Another way of looking at the intrusion detection problem is to
build "Artificial Ignorance" -- tools that more exactly mimic the way
people find/solve security problems. If you think about it, most of the
cases where a security incident is detected, it is because someone
noticed something that wasn't "right" someplace. What is needed, then
is a tool that draws things that are out of place to our attention.
Consider a tool modelled after the burglar alarm. Imagine it
is like a network security "assertion" statement. A burglar alarm works
on the assumption that "when I am turned on, nothing should be opening
or closing mjr's house doors" It goes off if the condition is violated.
Very simple. A more powerful model is a burglar alarm that uses a passive
I/R detector and looks for anomalies in more than just the doors: "when I
am turned on, nothing should be moving in mjr's house" -- this is more
likely to flag something (including my cats!) than the first one, since
it covers a wider area, with a simpler rule!

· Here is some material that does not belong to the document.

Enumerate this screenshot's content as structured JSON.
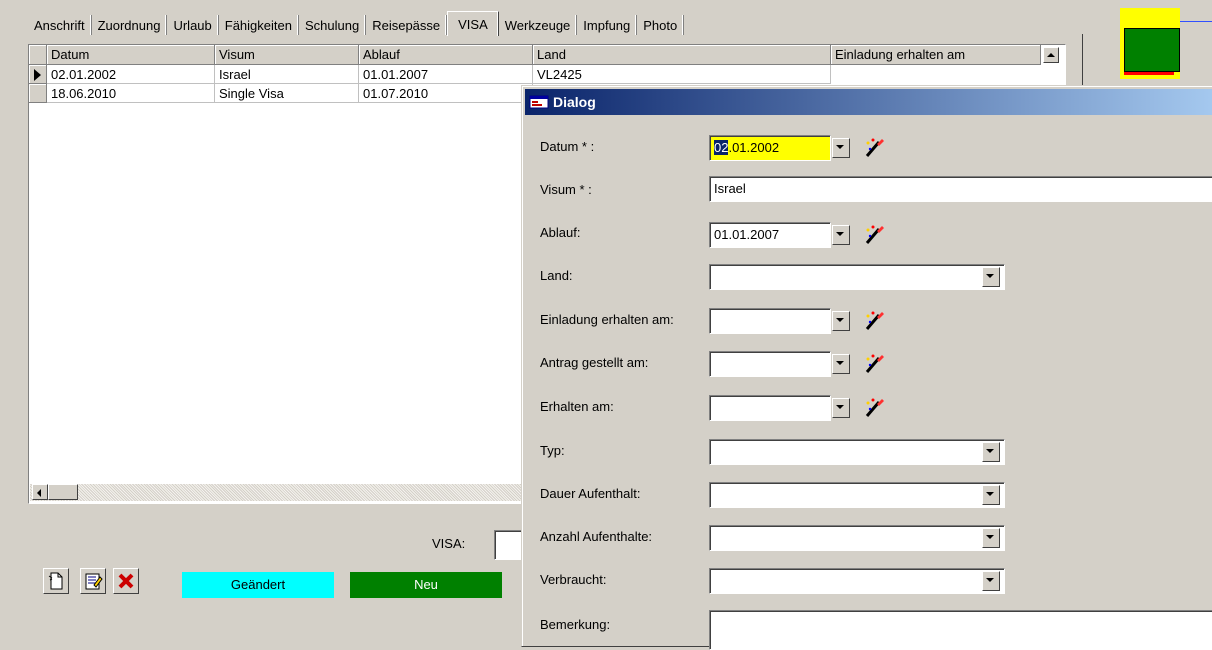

So, imagine you have a series of burglar alarms on your systems
and networks that know your normal preconditions and flag a deviation
from them. When I worked at DEC I had a box running NNStat that did
nothing but scan for a few simple rules in every IP packet that came
a) Logged all packets it saw on my subnet that had an IP
address that didn't *originate* on my subnet, but which
were not coming from any router I controlled
b) Logged all systems issuing RIP that were not routers
c) Logged all traffic coming from my external firewall
network. This rule was "superfluous" since there was a
firewall in place, but I WANTED to be the FIRST to know
in case somehow it happened.
Of the 3 rules listed, #b came out every so often. The other
2 never. I could imagine similar systems on hosts or on larger
networks, where conditions are known with more detail because there
are multiple "sensors" in place.
The TIS Gauntlet firewall (<-plug) takes an approach to
system log messages that exemplifies this "artificial ignorance"
approach. Rather than scanning the logs periodically for danger
signals, it scans the logs and *ignores* things that it's been
told aren't noteworthy. By definition, then, anything else is
worth bringing to the systems admin's attention. Lots of nice
things fall out of this approach -- the administrator will
suddenly get notification of disk partition overflows, or any
other previously unidentified warning condition.